In a previous post I found that direct and concurrent I/O was disabled when restoring a certain type of backup with RMAN on UFS.
A similar issue disables direct and concurrent I/O when writing to sparse tempfiles. I haven’t seen any advice on this specific issue, but it must be common because tempfiles on Solaris UFS are created sparse, (not all space is allocated; the file has “holes” in it). Solaris won’t allow direct I/O for synchronous writes to sparse UFS files. Long average wait times for direct path write temp are an indication of this problem. Another is a high number of 8KB writes shown by iostat, while truss shows larger (eg 128KB or 1MB) writes. It can also show up as free buffer waits when the temp space is buffered and written via the DBWR, eg when sorting with the TO_CLOB function, which creates a temporary LOB segment.

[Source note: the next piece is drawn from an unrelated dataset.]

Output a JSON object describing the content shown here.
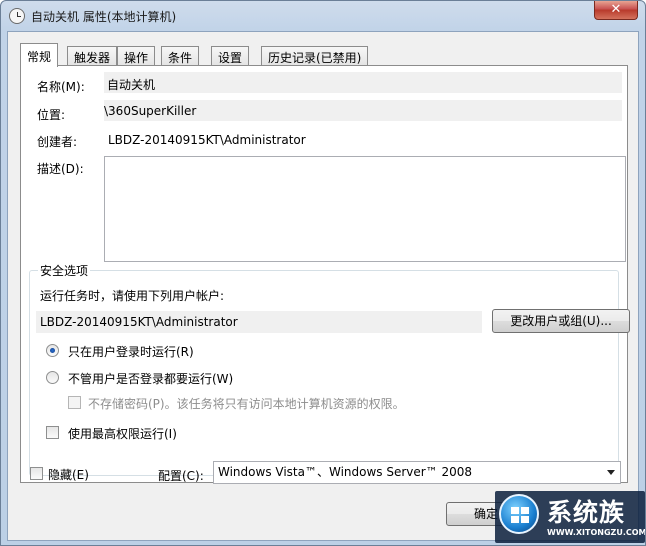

For this post, I shall refer to files that are not sparse as ‘dense’ files.
One way to compare the performance difference yourself is:
- Create a new temporary tablespace on a forcedirectio UFS filesystem.
- Time the parallel creation of a very large index, (so that the temporary tablespace is written to concurrently).

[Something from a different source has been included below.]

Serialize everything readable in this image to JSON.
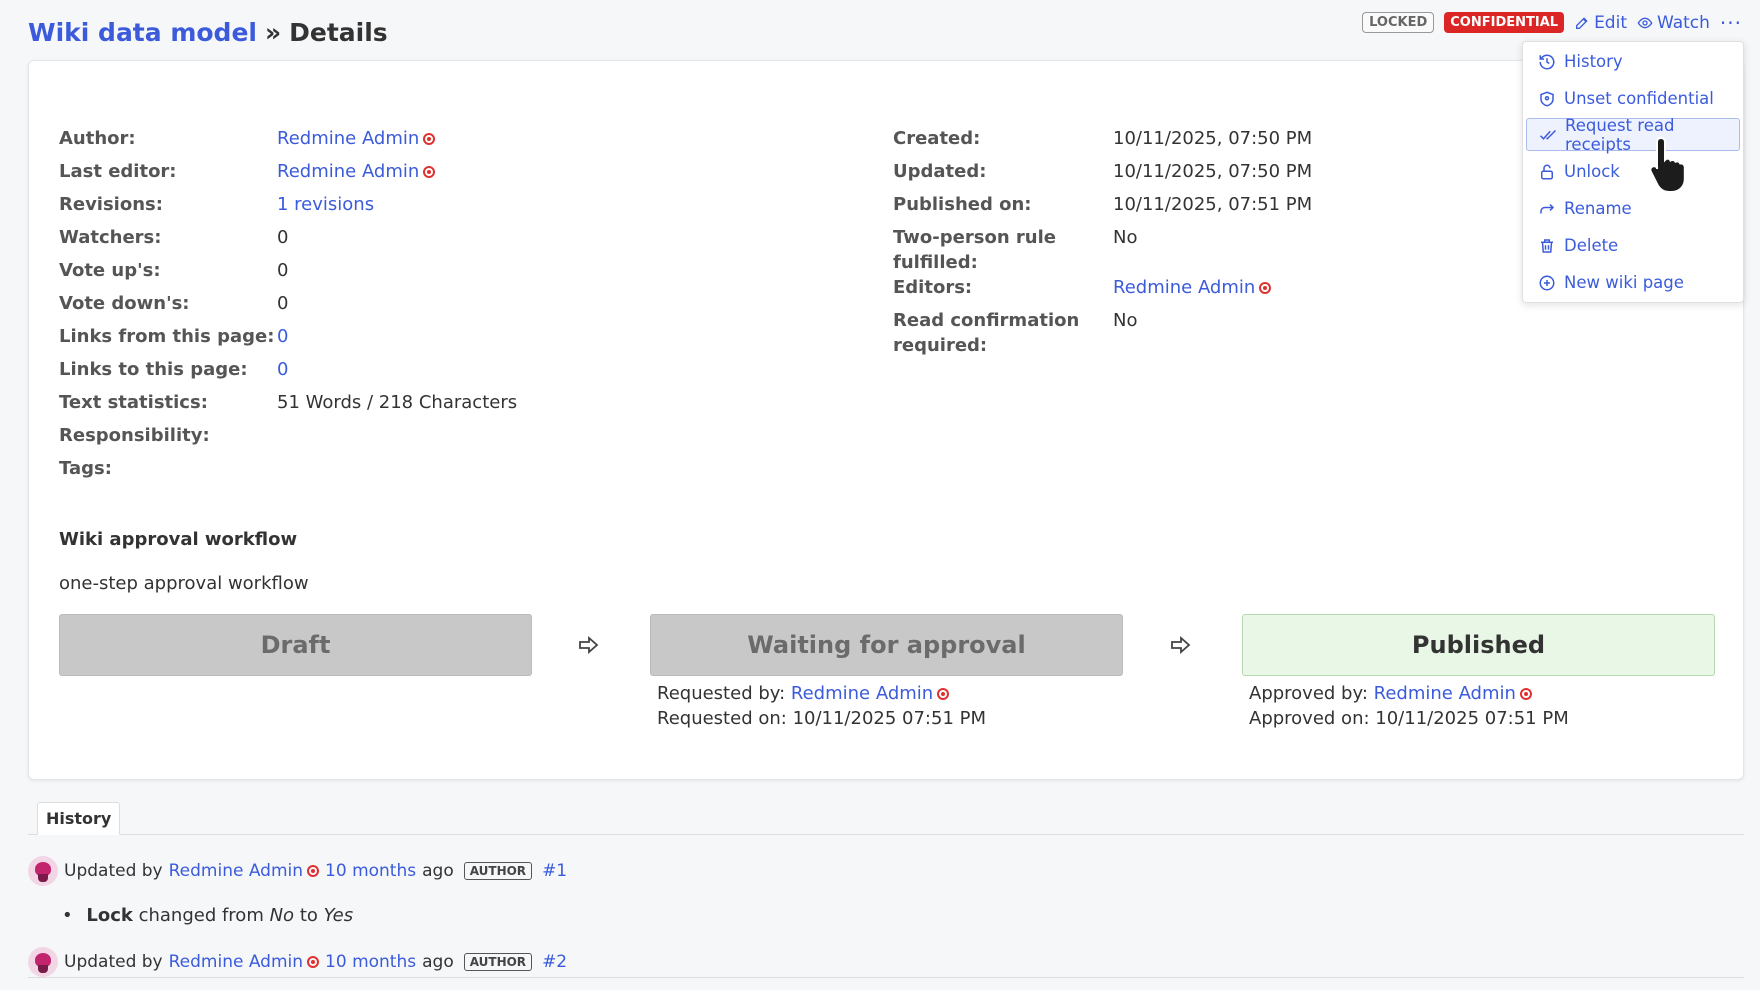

- After this, the tempfile/s might still be sparse. Check with the du command or use ls -ls which shows the number of allocated 512 byte sectors for data+metadata. Compare this to the file’s length. If there is any doubt, copy the tempfile and copy/rename it back again to convert it to a normal file. (Or you can do this online by dropping the tempfile and adding the dense one back with the reuse clause).
- Restart the instance or flush the cache.
- Time the parallel creation of the large index again. This time it should be quicker, with less time spent waiting for direct writes.
A dense tempfile can become sparse again as soon as it auto-extends. Even when the sort write size = the temporary tablespace extent size = the auto-extension next size = 1MB, some operations (eg hash joins) may not touch all blocks in the new sort segment extents, leaving the file sparse. Over time, the extents will be reused and all the blocks touched.
The OS uses bmap_has_holes() to compare the data+metadata to the length of the file. Just one unallocated block is enough for the entire file to be treated as a sparse file.
The tempfiles will be treated as dense when all the blocks have been touched, or when the tempfile is resized down far enough to remove all of the unallocated blocks. (Shrinking a used tempfile causes the existing sort segment to be completely shrunk, one block at a time, which can take a while).
If possible, pre-allocate sufficient temporary tablespace capacity and use an OS tool like cp to get rid of the holes in the tempfiles. This will allow concurrent direct I/O when sorting, hash joining, using global temporary tables, etc.
If using auto-extension, set the next increment to match the tablespace extent size, (eg 1MB). However, I have seen examples of files that were sparse when they auto-extended, and even hit the auto-extension limit (cannot extend error) and remained sparse! So, I recommend pre-allocation of dense tempfiles and not allowing auto-extension for temporary tablespaces.
Why use synchronous writes to tempfiles?
I assume that Oracle has chosen to open tempfiles with the O_DSYNC flag because many processes could be using the tempfiles, and the alternative could result in lots of fdsync calls. But do we need to know if any writes to tempfiles have made it to disk? If the server lost power with dirty tempfile blocks in the cache, it wouldn’t affect the integrity of the database. I can’t explain why Oracle have chosen to use O_DSYNC for tempfiles.
Even without the O_DSYNC flag, a single write lock would be enforced while the tempfiles are sparse.